Photo Credit: Kimberly Motos
The man in the tuxedo is staring at me. He is polished, emotionless. I am a fraud, and both he and I know it. It won’t be long before he escorts me by my shirt collar to the parking lot, where I’ll be forced to hand-wash the quality autos of the true dignitaries in this dining room.
My suit is a decade removed from current fashions, and one or two sizes too large. Diners speak in hushed, secretive tones, as if someone’s grandma has passed. My hands and arms—parts of me that I usually spend zero conscious thought on—seem conspicuous, out of place, awkward. I fold them in front of me on the table, but that makes me think of Jesus and the things I’ve done to disappoint him.
So I put them in my lap and clear my throat. No good reason for the throat-clearing, really. I just wanted to make noise and be part of the conversation without actually talking. Because talking would reveal that I don’t have the conversational skills required in a well-carpeted place like this.
All this before bread arrives.
Photo Credit: Kimberly Motos
Tuxedo man approaches, pulls out what appears to be a barber’s shaving blade or high-quality prison shank, and removes the crumbs from my place at the table. Shame has entered the chat. I just really want a pizza. Or ramen. Or a ramen pizza. Something cheap and easy, eaten on soft furniture or in a park.
That’s my first memory of dining at Mister A’s on my stepmom’s birthday in 1980. I was seven. Dad took us, and the whole thing felt like a kind of church service.
Now, decades later, I still love using my jeans as napkins while scarfing tacos. But I learned to love Mister A’s. To respect it for holding me—wrinkled, uncombed, flip-floppish me—to a more ambitious standard for a night out.
Today, Michelin-star chefs are used to serving schleps in flops. Dressing up for dinner has been cast as somehow pretentious, flaunting, fripperous social peacockery. Grande cuisine is dead. Bring on the artisanal pizza and negronis, served in a former auto shop (authentic oil-change stains!) with underarm hair poking out from the tank tops of patrons everywhere.
It’s partly due to the casualization of America, which has been happening for decades. It’s been quite a while since we twirled our parasols in the public park. Casual Fridays grew into Casual Decades. And San Diego is especially laidback. Never to be confused with Milan, our beach-vacation fashion sense is soft cotton–centric. We’re pretty proud to dress like dharma bums.
Photo Credit: Luciana McIntosh
The hyper-casualization of American restaurants really took off in 2008, when the economy took a nosedive from a tall, over-leveraged building. In the aftermath of any rough economic patch, it feels a little gauche to dress up just to dine in a public space. So formal, quiet restaurants were shuttered and informal, loud joints replaced them. People began eating duck confit in athleisure wear.

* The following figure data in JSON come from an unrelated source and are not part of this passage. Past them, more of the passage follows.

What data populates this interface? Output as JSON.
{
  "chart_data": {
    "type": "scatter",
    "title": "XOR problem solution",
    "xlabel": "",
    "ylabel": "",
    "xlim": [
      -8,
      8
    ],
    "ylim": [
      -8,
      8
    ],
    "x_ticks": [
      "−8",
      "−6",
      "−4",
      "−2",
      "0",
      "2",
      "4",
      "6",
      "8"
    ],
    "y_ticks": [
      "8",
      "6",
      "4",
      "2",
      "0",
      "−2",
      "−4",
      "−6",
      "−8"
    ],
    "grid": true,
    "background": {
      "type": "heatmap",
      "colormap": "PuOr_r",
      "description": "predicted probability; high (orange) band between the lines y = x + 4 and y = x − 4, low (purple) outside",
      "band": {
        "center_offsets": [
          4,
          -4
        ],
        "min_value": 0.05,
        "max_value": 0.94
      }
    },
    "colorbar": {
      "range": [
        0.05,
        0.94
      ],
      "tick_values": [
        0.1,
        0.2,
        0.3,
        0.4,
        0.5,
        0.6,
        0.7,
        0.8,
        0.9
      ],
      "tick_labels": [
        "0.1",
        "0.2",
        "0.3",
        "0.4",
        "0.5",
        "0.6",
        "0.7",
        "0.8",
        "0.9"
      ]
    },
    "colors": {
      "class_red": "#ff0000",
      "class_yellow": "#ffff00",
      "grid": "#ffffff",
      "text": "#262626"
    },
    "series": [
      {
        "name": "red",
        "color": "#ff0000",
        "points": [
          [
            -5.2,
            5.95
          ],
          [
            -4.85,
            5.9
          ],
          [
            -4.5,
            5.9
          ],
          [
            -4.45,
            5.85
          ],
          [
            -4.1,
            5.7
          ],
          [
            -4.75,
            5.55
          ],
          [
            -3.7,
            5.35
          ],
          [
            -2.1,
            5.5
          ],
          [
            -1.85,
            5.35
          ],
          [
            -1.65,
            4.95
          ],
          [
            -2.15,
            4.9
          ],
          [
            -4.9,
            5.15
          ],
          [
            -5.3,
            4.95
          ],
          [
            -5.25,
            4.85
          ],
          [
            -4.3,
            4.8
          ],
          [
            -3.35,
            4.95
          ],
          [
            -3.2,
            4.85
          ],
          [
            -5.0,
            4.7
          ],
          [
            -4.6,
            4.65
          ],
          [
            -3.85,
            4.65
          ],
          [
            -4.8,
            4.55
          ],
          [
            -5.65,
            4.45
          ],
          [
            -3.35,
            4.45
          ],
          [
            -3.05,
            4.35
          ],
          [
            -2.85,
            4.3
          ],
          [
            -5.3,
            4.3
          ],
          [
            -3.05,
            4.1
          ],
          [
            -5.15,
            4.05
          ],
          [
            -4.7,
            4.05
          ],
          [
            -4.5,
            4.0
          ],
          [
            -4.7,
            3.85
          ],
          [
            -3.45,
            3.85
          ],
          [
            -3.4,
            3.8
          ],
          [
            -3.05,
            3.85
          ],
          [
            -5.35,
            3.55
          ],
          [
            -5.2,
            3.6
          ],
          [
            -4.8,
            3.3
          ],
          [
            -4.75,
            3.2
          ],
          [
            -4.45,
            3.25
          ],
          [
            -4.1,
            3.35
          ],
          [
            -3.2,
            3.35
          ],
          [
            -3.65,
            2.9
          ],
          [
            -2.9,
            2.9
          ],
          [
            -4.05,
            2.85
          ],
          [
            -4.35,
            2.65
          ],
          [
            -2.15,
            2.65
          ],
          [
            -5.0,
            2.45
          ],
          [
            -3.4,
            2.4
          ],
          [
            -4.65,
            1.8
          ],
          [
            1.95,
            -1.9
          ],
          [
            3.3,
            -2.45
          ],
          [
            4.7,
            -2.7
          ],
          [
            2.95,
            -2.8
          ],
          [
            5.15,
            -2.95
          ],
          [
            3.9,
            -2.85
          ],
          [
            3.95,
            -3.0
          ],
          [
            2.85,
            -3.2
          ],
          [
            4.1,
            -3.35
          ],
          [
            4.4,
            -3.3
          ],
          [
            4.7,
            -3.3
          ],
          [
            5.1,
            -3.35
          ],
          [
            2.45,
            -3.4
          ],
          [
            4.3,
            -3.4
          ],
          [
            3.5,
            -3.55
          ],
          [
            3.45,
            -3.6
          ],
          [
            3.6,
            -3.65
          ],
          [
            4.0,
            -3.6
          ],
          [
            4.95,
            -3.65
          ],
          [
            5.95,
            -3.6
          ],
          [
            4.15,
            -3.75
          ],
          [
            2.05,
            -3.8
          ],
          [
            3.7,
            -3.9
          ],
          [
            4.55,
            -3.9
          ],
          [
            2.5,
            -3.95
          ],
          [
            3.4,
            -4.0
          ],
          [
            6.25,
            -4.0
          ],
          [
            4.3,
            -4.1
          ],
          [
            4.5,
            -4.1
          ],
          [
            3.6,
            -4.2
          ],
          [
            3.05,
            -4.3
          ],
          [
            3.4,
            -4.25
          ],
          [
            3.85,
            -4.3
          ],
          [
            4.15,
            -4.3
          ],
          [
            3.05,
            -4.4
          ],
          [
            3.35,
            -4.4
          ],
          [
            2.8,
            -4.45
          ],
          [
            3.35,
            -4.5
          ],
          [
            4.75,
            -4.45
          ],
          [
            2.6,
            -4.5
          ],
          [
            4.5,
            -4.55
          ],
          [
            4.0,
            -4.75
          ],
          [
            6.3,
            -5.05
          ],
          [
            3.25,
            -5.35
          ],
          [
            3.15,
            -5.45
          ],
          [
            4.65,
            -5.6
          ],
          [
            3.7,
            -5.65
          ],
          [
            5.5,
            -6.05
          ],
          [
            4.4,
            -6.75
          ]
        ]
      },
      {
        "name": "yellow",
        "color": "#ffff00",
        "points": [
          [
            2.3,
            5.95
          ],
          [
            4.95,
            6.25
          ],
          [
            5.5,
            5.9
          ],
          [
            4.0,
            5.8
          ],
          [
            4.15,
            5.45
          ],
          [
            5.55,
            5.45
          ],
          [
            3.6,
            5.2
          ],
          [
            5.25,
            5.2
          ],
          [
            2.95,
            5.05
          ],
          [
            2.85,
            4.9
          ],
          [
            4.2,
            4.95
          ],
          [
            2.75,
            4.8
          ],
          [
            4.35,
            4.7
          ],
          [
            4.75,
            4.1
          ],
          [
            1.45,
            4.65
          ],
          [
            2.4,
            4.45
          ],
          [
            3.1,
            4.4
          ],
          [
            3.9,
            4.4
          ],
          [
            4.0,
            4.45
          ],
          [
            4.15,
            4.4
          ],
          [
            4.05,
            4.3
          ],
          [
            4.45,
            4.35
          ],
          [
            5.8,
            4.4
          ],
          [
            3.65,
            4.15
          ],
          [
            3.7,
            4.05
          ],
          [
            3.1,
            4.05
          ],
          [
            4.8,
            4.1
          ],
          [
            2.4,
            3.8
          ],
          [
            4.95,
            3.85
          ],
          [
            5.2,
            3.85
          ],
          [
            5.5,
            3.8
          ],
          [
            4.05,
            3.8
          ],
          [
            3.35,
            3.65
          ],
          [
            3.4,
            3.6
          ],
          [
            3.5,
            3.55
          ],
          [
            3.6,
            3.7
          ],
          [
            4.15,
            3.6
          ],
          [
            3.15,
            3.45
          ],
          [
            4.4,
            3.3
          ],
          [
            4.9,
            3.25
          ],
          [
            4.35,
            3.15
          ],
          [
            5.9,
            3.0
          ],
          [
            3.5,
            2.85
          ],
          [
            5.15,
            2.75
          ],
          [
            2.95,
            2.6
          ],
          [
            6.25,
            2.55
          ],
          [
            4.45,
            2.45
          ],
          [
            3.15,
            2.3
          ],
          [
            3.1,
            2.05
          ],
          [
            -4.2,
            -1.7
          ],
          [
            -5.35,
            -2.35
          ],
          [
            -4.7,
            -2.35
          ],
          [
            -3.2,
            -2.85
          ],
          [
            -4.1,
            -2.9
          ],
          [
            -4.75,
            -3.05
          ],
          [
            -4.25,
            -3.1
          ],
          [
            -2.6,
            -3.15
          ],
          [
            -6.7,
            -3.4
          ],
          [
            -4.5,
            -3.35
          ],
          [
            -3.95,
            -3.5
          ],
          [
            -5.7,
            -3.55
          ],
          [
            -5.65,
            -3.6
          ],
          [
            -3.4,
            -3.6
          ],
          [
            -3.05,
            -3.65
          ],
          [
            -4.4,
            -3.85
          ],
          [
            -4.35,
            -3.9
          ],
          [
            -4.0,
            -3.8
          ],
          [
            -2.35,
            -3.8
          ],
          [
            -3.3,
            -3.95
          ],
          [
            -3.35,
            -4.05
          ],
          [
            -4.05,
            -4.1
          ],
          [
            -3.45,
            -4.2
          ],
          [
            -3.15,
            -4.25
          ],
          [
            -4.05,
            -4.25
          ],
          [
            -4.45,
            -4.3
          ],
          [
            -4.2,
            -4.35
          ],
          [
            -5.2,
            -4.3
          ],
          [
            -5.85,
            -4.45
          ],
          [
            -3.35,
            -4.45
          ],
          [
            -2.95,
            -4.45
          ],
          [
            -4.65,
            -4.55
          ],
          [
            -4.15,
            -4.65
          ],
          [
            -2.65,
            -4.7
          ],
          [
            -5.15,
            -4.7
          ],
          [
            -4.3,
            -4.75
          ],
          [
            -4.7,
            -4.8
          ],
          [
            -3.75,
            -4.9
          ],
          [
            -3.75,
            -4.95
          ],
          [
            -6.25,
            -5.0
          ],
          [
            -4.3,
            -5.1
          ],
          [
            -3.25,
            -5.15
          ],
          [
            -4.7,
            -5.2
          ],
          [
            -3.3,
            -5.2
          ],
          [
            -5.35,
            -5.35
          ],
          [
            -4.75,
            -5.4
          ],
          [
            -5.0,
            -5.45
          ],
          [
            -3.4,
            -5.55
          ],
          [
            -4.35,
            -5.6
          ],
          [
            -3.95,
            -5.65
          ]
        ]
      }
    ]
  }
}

Mister A’s, while still holding us to certain standards, has loosened the dress code. Addison is unstarching. At Callie (2023 pick for Best Restaurant from both me and SDM readers), chef Travis Swikard wears a baseball cap, and you can do the same.
These restaurants are merely accommodating the way people want to eat. They’re listening to the times. And I’m part of the demand. Nine times out of 10, I’d rather eat somewhere with good music and communal tables, a place that gives zero damns about what I wear. Food tastes better in t-shirts. But I still want those restaurants that ask me to be more. A few eateries that say, “Iron something, Troy. Google ‘windsor knot’ for the 30th time. Just maybe try.”
Photo Credit: Audrey Ma
The great thing about this extreme informalism is what it’s doing to San Diego’s casual dining scene. Since they’re not dropping wads of cabbage on designer furniture and light fixtures, great chefs are able to save money for what matters—namely, food. If we’re okay eating in a modern box whose interior decor approach is “Well, we painted,” that lowers the barrier of entry for young, cash-strapped, talented restaurateurs. You can do quality without spending a gazillion—and now customers realize that, too.
But if all we end up with is super-casual eateries that look like minimalist cafeterias or mess halls at hunting lodges, we’re being centrifuged into the unremarkable middle. We’ll become a people who never try to dress outside of themselves. What seemed like a fresh movement in the dining scene—roasted bone marrow and canard in an abandoned parking lot!—starts to feel unspecial.
Getting dressed up to go out to a formal dinner isn’t like the hand-cranked automobile. It’s not a dinosaur late for its date with extinction. It’s a model that asks for the diner to reach into their closet and be an active part of a remarkable night out, become a piece of the show themselves.
I’d love to see tiny neighborhood bistros that strongly encourage me to iron a shirt. Don a mandatory wig. Something.
Or we could all just eat elk medallions loudly in our sweatpants.